いつどこからゴードンのウィンディーネ艦隊が襲い掛かるかも知れないからである。
すでにゴードンは敵とみなして行動するしかない。
やがて前方に、多数の艦隊が出現した。
「お出迎えだ」
アレックスがぼそりと呟いた。
「ウィンディーネ艦隊のようです」
パトリシアが応える。
「正々堂々と真正面決戦を挑んでくるようだな」
「相手は、持てるすべての七万隻を投入してきたもようです」
「対してこちら側は、旗艦艦隊二千隻と帝国艦隊一万隻か」
「数で圧倒して戦意を喪失させようとしているのでしょう」
「正直ゴードンも、できれば戦いたくないと思っているはずさ。ま、尻尾を巻いて逃げかえれと言っているのだろうな」
「どうなされますか?」
「逃げかえるわけにもいくまい。巡航艦ヘルハウンドを呼んでくれ」
「ヘルハウンド!?」
その艦は、ミッドウェイ会戦のおり、アレックス指揮の下索敵に出ている最中に、敵の空母艦隊と遭遇し、これを完膚なきまでに叩き潰して撤退に至らせた名艦中の名艦である。
幾多の戦いを潜り抜けて、今日まで生き残ってきた。
『サラマンダー』という暗号でも呼ばれた通り、今の今でも旗艦登録されている。
その艦体には、火の精霊サラマンダーの絵が施されている。
「まともに戦っては全滅するしかない。ここは自分の得意戦法しかない」
「まさか、アレをおやりになさるのですか?」
「他にないだろう。マーガレットとジュリエッタを呼んでくれ。作戦を伝える」
それから数時間後。
ヘルハウンドに乗艦するアレックスを歓待する艦橋オペレーター達。
「提督!お久しぶりです」
ヘルハウンドに乗るのは、惑星ミストでの戦闘を終えて帰還する時に乗艦して以来のことである。
「また、おせわになるよ」
艦長のトーマス・マイズナー少佐に語り掛ける。
「歓迎します」
といいながら指揮官席を譲るマイズナー。
少佐なら一個部隊を率いてもよさそうなのであるが、マイズナーはヘルハウンドの艦長という名誉職を辞したくなかったのである。
何せその艦体には、英雄の象徴である火の精霊『サラマンダー』が描かれているのだから。サラマンダー艦隊という呼称の元祖だった。
アレックスは、その思いを酌んで艦長職を続けさせている。
本来の自分の艦長席に戻る。
この席も最初は、スザンナ・ベンソン准尉が座っていた席でもある。
スザンナが少佐となり、アレックスの招聘を受けて旗艦部隊司令に叙されて、その後釜に入って以来ずっとこの席を守り続けていた。
「各艦長が出ております」
正面のパネルスクリーンに、分割されて各艦長の映像が出ていた。
「再び一緒に戦えるのを光栄に思います」
「提督のご指示に従います」
「オニール提督とて敵となれば戦います」
などと戦いの前の思いを語っていた。
「これより恒例のドッグファイトをやるぞ。

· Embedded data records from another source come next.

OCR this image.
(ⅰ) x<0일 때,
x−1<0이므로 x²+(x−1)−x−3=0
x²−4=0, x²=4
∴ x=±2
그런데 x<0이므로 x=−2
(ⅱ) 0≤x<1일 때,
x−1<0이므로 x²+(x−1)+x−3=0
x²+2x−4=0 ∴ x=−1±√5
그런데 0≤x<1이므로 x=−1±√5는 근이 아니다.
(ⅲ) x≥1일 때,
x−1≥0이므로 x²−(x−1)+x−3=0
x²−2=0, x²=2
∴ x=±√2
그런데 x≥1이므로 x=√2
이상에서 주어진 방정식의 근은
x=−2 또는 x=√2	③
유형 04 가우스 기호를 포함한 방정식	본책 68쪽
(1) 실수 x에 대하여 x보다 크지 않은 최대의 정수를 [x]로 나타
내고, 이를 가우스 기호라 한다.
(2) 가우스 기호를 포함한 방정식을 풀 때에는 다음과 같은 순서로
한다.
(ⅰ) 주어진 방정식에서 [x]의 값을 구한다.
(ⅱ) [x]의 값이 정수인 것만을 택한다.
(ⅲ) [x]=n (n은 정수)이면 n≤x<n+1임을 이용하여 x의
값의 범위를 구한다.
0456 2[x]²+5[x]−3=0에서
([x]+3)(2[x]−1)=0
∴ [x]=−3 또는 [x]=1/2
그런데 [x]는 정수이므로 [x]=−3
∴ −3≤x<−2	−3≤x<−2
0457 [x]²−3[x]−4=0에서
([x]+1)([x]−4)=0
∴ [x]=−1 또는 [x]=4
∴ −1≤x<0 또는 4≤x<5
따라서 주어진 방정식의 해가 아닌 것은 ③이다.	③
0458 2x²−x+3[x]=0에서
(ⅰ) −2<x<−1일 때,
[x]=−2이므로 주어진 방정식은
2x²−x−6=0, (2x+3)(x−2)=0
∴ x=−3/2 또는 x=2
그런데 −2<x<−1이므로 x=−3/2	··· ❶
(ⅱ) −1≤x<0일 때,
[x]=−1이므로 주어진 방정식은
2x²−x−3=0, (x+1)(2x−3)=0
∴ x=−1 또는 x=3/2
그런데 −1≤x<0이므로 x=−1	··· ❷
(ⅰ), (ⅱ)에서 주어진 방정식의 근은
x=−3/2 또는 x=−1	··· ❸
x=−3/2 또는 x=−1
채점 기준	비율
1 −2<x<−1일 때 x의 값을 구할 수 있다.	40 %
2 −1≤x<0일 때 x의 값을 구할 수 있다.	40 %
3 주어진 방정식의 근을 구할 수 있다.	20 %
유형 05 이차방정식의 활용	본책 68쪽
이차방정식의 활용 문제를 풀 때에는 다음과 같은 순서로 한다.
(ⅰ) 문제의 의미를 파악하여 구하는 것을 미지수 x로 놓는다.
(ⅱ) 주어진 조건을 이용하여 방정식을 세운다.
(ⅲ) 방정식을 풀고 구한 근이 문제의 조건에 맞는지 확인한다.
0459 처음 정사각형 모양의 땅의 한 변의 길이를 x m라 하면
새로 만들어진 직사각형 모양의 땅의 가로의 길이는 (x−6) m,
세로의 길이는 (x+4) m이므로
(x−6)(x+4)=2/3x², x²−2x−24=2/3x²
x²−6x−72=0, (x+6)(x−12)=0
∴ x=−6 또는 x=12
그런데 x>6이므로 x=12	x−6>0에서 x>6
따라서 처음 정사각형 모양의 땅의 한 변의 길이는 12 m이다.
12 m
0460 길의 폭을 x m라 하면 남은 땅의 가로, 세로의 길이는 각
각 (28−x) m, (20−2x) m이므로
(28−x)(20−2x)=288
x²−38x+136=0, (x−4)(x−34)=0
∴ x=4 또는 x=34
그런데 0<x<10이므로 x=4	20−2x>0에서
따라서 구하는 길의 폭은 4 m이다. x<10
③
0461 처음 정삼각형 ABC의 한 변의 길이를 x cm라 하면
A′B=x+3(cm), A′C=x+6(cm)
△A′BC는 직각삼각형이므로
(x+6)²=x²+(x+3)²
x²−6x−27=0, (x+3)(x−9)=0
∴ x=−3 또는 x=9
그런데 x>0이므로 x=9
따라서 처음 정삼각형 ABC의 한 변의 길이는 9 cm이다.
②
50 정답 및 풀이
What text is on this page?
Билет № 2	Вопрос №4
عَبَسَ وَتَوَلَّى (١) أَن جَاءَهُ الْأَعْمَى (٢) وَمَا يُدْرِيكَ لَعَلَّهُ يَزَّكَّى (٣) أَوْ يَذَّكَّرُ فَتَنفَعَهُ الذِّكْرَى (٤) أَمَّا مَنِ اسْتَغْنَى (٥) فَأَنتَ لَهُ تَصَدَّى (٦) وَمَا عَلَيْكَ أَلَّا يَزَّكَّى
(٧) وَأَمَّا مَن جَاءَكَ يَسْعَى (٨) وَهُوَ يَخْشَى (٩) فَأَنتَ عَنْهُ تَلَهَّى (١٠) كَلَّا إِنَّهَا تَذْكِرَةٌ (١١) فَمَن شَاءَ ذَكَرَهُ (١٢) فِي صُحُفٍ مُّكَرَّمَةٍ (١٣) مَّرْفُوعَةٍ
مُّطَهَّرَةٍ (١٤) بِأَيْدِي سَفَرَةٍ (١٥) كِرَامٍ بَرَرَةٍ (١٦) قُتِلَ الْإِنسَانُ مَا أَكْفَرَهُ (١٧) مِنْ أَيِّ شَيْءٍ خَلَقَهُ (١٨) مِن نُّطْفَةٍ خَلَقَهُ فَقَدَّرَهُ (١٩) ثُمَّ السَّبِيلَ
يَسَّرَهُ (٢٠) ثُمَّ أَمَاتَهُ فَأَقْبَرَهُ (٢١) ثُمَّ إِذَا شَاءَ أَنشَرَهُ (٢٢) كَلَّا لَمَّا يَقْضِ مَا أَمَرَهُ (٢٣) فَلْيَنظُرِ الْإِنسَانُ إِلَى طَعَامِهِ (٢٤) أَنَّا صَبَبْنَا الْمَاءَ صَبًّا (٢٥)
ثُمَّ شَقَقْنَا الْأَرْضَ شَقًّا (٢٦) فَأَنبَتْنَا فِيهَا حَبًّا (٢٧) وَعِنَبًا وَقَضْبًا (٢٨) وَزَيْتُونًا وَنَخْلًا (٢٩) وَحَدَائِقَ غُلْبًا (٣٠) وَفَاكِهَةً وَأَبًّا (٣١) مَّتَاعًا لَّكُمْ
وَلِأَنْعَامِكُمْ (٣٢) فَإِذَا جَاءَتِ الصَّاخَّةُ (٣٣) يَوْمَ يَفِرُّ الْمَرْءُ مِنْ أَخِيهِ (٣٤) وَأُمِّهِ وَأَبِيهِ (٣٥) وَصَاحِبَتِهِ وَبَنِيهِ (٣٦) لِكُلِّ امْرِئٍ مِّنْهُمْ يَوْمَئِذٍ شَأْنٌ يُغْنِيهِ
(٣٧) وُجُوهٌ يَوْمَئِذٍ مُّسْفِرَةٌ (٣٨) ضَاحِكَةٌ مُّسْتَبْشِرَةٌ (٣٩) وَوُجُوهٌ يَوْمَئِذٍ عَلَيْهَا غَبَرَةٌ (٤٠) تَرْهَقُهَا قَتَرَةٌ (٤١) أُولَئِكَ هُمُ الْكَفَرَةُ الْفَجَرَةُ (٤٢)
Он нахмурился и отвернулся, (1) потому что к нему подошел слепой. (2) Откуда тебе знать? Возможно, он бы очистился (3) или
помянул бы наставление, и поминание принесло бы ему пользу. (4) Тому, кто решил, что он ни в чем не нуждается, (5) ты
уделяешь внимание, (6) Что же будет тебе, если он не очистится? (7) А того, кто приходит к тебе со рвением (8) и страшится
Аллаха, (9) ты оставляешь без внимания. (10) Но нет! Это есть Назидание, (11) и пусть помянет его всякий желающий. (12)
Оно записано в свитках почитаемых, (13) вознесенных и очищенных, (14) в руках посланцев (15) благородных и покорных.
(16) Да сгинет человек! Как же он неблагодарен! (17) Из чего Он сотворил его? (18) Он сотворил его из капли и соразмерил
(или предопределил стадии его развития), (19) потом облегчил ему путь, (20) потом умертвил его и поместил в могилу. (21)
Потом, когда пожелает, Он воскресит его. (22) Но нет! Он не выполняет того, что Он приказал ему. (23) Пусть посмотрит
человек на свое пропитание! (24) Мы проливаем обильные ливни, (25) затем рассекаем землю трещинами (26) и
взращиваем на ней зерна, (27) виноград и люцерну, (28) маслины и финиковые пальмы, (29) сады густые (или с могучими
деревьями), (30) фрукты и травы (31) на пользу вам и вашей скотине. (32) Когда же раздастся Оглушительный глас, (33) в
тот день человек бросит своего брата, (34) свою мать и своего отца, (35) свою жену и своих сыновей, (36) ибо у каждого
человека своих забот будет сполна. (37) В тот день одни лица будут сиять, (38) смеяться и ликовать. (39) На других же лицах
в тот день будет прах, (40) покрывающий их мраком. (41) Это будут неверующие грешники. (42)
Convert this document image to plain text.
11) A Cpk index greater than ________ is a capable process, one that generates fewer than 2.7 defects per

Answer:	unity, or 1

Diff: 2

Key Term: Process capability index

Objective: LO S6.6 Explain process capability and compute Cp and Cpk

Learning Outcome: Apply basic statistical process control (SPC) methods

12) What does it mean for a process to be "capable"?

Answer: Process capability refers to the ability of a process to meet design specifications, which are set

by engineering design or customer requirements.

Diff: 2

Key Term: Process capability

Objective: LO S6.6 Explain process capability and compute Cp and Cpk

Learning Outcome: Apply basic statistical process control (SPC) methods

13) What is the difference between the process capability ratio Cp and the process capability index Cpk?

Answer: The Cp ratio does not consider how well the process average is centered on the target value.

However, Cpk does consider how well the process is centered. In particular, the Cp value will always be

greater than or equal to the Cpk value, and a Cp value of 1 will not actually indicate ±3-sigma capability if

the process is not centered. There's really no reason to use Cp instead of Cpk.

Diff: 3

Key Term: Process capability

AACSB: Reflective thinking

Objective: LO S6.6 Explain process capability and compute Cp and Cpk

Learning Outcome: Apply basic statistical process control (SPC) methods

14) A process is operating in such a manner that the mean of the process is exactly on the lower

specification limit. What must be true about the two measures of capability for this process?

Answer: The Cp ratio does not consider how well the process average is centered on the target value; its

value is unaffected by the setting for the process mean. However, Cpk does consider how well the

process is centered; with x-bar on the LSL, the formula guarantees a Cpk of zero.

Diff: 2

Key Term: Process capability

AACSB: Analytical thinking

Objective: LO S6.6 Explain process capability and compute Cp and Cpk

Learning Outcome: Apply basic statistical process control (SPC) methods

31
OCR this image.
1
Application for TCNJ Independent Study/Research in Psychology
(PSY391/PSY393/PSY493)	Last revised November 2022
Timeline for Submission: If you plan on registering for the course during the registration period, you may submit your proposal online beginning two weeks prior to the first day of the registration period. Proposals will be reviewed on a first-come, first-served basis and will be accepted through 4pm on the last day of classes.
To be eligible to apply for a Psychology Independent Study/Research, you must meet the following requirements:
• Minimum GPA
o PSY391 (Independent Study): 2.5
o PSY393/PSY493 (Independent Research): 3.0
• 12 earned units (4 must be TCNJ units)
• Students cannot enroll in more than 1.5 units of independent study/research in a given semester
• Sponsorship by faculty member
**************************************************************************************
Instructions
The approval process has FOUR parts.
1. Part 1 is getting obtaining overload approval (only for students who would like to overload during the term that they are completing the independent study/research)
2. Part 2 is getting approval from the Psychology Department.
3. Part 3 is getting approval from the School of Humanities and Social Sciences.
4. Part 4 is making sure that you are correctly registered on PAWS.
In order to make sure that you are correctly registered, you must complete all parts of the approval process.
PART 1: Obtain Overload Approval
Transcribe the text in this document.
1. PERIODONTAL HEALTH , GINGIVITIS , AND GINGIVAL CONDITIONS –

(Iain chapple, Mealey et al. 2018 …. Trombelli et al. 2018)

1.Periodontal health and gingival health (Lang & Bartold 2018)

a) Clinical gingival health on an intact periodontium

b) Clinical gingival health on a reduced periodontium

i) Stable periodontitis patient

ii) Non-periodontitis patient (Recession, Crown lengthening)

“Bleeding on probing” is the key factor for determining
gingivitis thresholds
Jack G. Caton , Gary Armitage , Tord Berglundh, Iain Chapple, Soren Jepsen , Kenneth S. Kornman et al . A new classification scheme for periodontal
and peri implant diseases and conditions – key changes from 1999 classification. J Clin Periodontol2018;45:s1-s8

みんな気合は十分か?」
艦橋内に響き渡るようにアレックスが大声を上げる。
「おお!」
「いつでもどうぞ!」
同様にオペレーター達も、片手を上に挙げて大声で返す。
闘志は十分だった。
「よろしい!微速前進!」
巡航艦ヘルハウンドと十二隻の艦艇が密かに艦隊を離れてゆく。
かつてのミッドウェイ会戦に参加した精鋭部隊である。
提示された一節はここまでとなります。